The evening led off with "Helena," a work commissioned from Washington's own Choo San Goh and premiered last November in New York. It strikes me as the least ingratiating of Goh's ballets, reworking the battle-of-the-sexes motif that runs through some earlier pieces but without much in the way of fresh inspiration, and lacking the clarity and coherence of "Momentum," a Goh opus that preceded "Helena" in the Joffrey repertoire. The music for "Helena" is a turn-off from the start -- the gnashing turbulence of Ginastera's Piano Concerto No. 1 strikes one as formless and derivative posturing.
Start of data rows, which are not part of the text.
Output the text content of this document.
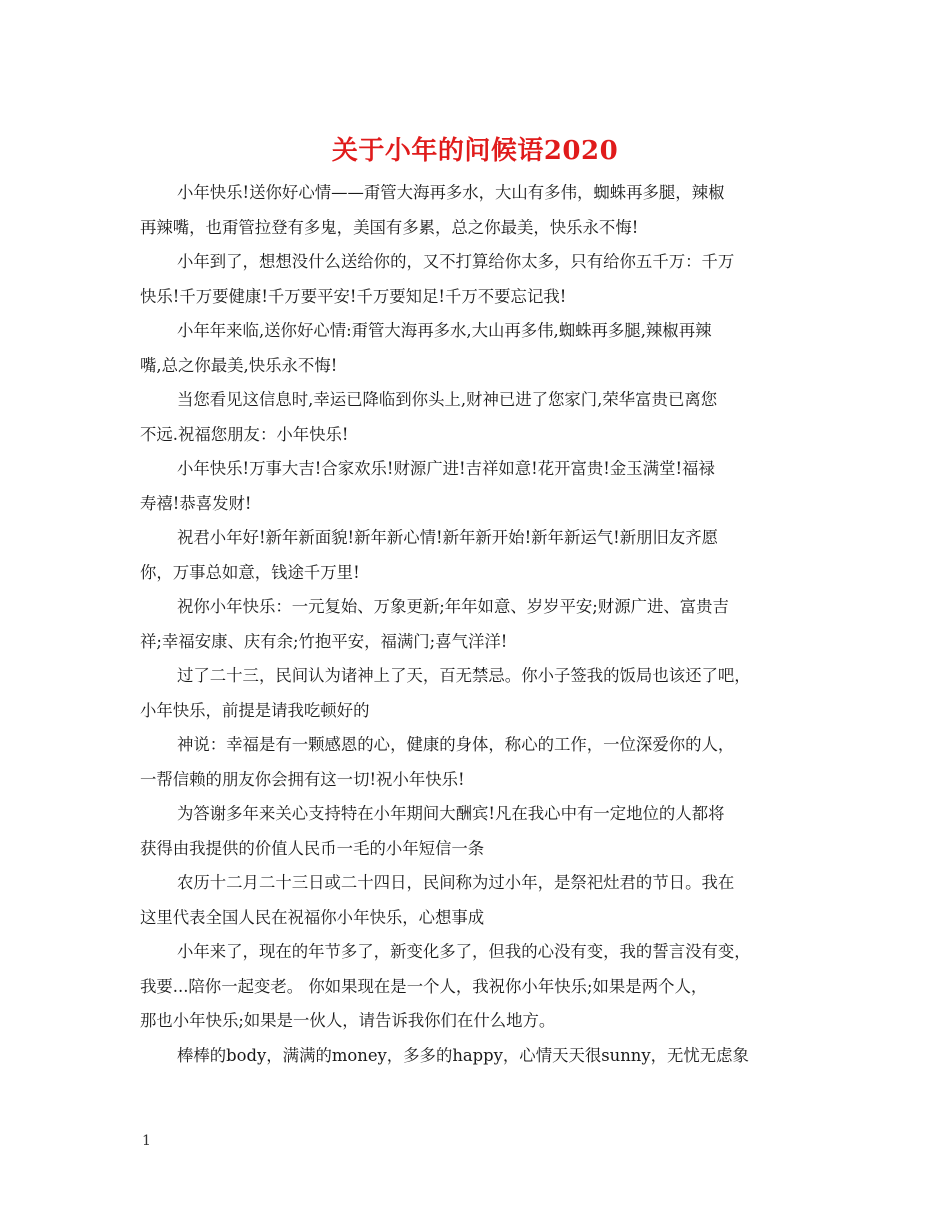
关于小年的问候语2020
小年快乐!送你好心情——甭管大海再多水，大山有多伟，蜘蛛再多腿，辣椒
再辣嘴，也甭管拉登有多鬼，美国有多累，总之你最美，快乐永不悔!
小年到了，想想没什么送给你的，又不打算给你太多，只有给你五千万：千万
快乐!千万要健康!千万要平安!千万要知足!千万不要忘记我!
小年年来临,送你好心情:甭管大海再多水,大山再多伟,蜘蛛再多腿,辣椒再辣
嘴,总之你最美,快乐永不悔!
当您看见这信息时,幸运已降临到你头上,财神已进了您家门,荣华富贵已离您
不远.祝福您朋友：小年快乐!
小年快乐!万事大吉!合家欢乐!财源广进!吉祥如意!花开富贵!金玉满堂!福禄
寿禧!恭喜发财!
祝君小年好!新年新面貌!新年新心情!新年新开始!新年新运气!新朋旧友齐愿
你，万事总如意，钱途千万里!
祝你小年快乐：一元复始、万象更新;年年如意、岁岁平安;财源广进、富贵吉
祥;幸福安康、庆有余;竹抱平安，福满门;喜气洋洋!
过了二十三，民间认为诸神上了天，百无禁忌。你小子签我的饭局也该还了吧，
小年快乐，前提是请我吃顿好的
神说：幸福是有一颗感恩的心，健康的身体，称心的工作，一位深爱你的人，
一帮信赖的朋友你会拥有这一切!祝小年快乐!
为答谢多年来关心支持特在小年期间大酬宾!凡在我心中有一定地位的人都将
获得由我提供的价值人民币一毛的小年短信一条
农历十二月二十三日或二十四日，民间称为过小年，是祭祀灶君的节日。我在
这里代表全国人民在祝福你小年快乐，心想事成
小年来了，现在的年节多了，新变化多了，但我的心没有变，我的誓言没有变，
我要...陪你一起变老。 你如果现在是一个人，我祝你小年快乐;如果是两个人，
那也小年快乐;如果是一伙人，请告诉我你们在什么地方。
棒棒的body，满满的money，多多的happy，心情天天很sunny，无忧无虑象
1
And the dramatic implications of the choreography resist unraveling -- all those preenings, stalkings and unresolved confrontations, both for the lead couple and the ensemble, remain as enigmatic as the ballet's title.

Here and there are creative flashes worthy of Goh's talents, such as the spluttering burst of lifts that closes the first movement, the oddly defensive male solo in the second, and the revelation of the final tower image. The performance, moreover, was sterling -- Denise Jackson was perhaps not ideally cast as the impetuous female lead, but Philip Jerry was aptly volatile as her partner and the others danced with cutting intensity.

From there on the evening went straight up. The other contemporary piece, Laura Dean's "Night," is not only a daring venture into modern dance terrain for the Joffrey, but a brilliant effort by the choreographer to assimilate classic materials -- such as toe shoes and academic steps -- into the texture of her indelibly personal, "minimalist" idiom. The neo-Samurai costumes in midnight hues, the repetitive throb of Dean's own mesmeric two-piano score, and the incessant spinning, swaying, twisting, darting and orbiting of the dancers all add up to something indefinably but unmistakably, hauntingly nocturnal. If anything, the work's 20 minutes seem too short; just when you're ready to submit to the spell indefinitely, it's over.

The sensitivity to style, era and character that so eluded the troupe in the opening night's "Cakewalk" was amazingly reborn in the performances of Ashton's "Wedding Bouquet" and Arthur Saint-Leon's "La Vivandiere Pas de Six." The latter is a beguiling slice of mid-19th-century Parisian ballet, devised by the creator of "Coppelia" to ebullient opera music by Auber, and lovingly restored from old notational records through the joint efforts of Ivor Guest and Ann Hutchinson. We know the airy, buoyant delicacy of the style from the works of August Bournonville, who transmitted it to his native Denmark; the "Vivandiere" number has the same lucidity and capering euphoria. Among the many felicities of the performance one might cite particularly Ann Marie de Angelo's diagonal succession of whizzing gargouillades -- tricky jump steps with trilling feet.

The company did itself no less proud in "Wedding Bouquet," a dotty farce from 1937, set in turn-of-the-century rustic France but wholly English in manner, with its engaging Lord Berners score and narrated (by David Vaughan) text from Gertrude Stein. Who else but Ashton could ever have confected a ballet about a nutty, lovelorn damsel, her rambunctious dog, her preposterously roguish ex-suitor and a gallery of bickering, flirting, tippling guests, and turned the whole thing into an affectionate group portrait. The success of the Joffrey's accounting of this charmer speaks worlds for its dedication to the glories of the dance heritage.